淀んだ水の底、暗いトンネルの先、深夜の住宅街、髪を洗っている時の背後、居るのは分かるが会った事の無い隣人、得体の知れない異性の舐める様な視線・・等々、

怖気を誘うモノをあげていくとキリが無い。


得体の知れないモノ、底の知れないモノ、安心出来ないモノ、様々だ。


歩いていた道端に、ふと見ると・・座り込む者が居る。

多分、座っているだけなのだろう。

でも、もしかしたら・・死んでいるのかもしれない。

こちらを見ていない様に見せて、此方を品定めしているのかもしれない。

通り過ぎ、何も無ければ良し。

もしかしたら、いきなり背後から抱き付いて来るかもしれない。

いきなり刃物を刺してくるかもしれない。

鈍器で殴り付けてくるかもしれない。


得体が知れないのは恐怖だ。

恐ろしい。

見渡して、底の隅々まで見通せれば、恐怖は失せるだろう。


知らない。

分からない。

理解出来ない。


それは己に向く『凶器』になるが、他人に向けての『凶器』にも出来るのだ。


科学全盛の時代、『不可思議なモノ』は『オカルト』として片付けられる。

これまでに、『摩訶不思議』は次々と解明されてきた。

『分からない』も・・分かってしまえば、タネがバレてしまえば、途端に『恐怖』とは縁遠いモノになってしまう。


それならば、それを逆手に取ってしまえば良い。


「こんな事、起こりっこ無い!」

「有り得ない!」

「ウソだ!」


そう思わせてしまえば良いのだ。



簡単な『結界』を張ってみよう。

『人避け』と呼んでも良いかもしれない。


「アソコには近付きたくない」

「アソコは雰囲気が違う」


そう思わせるだけ、そう感じさせるだけ、それだけでも簡単な『結界』と言えるだろう。


例えば・・・・・・・。


『何の変哲も無い部屋』を用意し、『たったひとつ』付け足すだけでも良いのだ。

『何の変哲も無い部屋』+『古びた御札』。

『何の変哲も無い部屋』+『若干、年代物の人形』。

『何の変哲も無い部屋』+『ちょっとした噂 (過去の凄惨な事件。ウソも可)』。

『何の変哲も無い部屋』+『部屋の入口に供えられた花』に、+『古びた写真』を付け足しても効果増だろう。
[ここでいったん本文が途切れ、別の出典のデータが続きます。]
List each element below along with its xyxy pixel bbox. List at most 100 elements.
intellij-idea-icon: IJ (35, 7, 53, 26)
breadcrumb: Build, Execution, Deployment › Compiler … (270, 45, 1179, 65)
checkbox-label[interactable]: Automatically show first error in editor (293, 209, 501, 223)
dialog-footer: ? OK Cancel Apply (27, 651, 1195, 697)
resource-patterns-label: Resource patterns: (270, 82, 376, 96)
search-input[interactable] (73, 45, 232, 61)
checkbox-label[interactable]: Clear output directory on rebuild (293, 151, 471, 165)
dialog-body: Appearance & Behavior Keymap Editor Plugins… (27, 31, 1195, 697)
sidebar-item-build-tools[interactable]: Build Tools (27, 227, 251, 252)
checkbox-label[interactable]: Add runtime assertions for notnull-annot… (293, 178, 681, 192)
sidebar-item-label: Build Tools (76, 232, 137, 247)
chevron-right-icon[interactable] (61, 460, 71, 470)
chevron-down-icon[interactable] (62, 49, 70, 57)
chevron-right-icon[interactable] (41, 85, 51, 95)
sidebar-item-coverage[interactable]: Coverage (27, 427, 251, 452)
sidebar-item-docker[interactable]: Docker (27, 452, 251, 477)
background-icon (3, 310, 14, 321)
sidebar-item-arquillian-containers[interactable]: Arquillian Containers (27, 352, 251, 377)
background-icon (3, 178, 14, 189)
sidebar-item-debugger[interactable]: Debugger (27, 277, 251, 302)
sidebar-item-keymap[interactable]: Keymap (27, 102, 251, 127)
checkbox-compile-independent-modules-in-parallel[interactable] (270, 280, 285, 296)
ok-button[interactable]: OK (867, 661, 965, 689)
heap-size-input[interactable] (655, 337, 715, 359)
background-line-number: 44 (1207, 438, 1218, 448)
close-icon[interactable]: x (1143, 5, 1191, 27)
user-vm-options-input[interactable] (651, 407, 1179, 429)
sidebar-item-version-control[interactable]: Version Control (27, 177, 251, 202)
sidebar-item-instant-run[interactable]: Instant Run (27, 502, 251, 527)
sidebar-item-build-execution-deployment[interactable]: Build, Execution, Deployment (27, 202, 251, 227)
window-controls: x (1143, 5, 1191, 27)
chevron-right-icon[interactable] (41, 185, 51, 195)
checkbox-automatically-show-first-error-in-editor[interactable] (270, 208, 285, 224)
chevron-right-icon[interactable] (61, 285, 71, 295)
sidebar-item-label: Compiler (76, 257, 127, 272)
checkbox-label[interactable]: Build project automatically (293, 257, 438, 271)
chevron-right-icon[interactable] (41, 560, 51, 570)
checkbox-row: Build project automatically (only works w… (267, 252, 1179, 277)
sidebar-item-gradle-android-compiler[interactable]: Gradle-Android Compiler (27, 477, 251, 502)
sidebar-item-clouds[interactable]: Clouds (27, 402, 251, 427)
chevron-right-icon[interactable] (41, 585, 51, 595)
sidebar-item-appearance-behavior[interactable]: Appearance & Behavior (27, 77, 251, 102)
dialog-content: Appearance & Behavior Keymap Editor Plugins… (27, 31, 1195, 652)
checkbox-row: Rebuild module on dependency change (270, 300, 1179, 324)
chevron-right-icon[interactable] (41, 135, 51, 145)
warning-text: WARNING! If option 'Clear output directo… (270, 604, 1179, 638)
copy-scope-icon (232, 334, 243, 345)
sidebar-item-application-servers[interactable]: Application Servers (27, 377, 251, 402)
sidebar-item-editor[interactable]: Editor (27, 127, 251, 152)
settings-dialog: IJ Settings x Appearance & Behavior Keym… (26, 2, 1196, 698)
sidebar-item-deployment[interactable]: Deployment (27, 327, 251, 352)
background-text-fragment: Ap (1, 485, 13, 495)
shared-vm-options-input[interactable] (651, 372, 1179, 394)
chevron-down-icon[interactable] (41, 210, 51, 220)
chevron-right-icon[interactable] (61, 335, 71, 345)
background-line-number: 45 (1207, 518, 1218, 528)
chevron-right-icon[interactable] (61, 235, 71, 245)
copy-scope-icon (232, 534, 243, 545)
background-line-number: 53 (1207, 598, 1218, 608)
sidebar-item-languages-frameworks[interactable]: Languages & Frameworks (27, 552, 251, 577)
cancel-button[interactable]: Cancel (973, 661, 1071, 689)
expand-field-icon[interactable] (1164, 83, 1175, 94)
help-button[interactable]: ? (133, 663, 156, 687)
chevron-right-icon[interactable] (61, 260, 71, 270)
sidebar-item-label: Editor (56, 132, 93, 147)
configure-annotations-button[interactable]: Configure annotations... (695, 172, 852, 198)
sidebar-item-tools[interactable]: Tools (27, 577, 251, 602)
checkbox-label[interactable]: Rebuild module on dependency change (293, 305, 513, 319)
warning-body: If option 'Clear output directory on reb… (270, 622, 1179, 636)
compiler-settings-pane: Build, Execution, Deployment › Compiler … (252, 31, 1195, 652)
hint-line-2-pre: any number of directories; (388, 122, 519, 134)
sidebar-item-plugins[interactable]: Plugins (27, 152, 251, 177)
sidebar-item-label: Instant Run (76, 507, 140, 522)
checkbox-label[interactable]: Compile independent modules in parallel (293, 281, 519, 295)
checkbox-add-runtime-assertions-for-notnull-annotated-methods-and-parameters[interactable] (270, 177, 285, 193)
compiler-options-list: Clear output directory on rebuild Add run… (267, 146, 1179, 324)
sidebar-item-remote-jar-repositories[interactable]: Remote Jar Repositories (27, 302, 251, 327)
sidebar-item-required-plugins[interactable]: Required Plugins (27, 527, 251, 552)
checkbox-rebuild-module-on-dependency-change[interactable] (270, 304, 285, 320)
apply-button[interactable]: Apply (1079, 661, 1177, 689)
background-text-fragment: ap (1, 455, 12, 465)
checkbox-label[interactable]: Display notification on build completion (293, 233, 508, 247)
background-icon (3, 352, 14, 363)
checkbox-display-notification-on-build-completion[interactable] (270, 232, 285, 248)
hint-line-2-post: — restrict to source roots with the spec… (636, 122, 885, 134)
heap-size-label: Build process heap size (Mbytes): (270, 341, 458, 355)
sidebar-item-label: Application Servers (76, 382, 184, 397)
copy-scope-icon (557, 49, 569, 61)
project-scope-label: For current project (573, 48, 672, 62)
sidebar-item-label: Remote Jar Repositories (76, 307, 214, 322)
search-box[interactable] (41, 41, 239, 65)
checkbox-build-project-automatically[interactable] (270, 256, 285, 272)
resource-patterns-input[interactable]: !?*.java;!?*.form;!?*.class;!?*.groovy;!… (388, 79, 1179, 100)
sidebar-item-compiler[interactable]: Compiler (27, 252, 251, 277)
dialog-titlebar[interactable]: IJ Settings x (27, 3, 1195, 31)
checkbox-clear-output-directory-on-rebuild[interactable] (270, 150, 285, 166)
『何の変哲も無い部屋』+『血糊を付けた刃物』が入口に落ちているだけでも、大概の人間は忌避感を抱くだろう。

『ドアノブに血糊を付着させておくだけ』でも効果的であろう。


ほんの少し、たったそれだけの『何か』を足すだけで、効果は出る。

付け足した『何か』に対して、意識下で『忌避感』を発させられれば成功だ。

その『忌避感』が『遠ざける結界』になる。



ただの地面でも、『区切り』を設けて設置するだけで、簡単な『結界』の出来上がりだ。

少し太めのヒモで輪っかを作り、地面に広げるだけでも良し。

手間をかけて、拾い集めた石で『区切り』を作るだけでも良し。

手間をかけて、創作物に出て来る『魔方陣』を描いてみるのも面白いかもしれない。


ほんの少し、たった少しだけ、日常に『異常』を持ち込む。

簡単な『□□』だ。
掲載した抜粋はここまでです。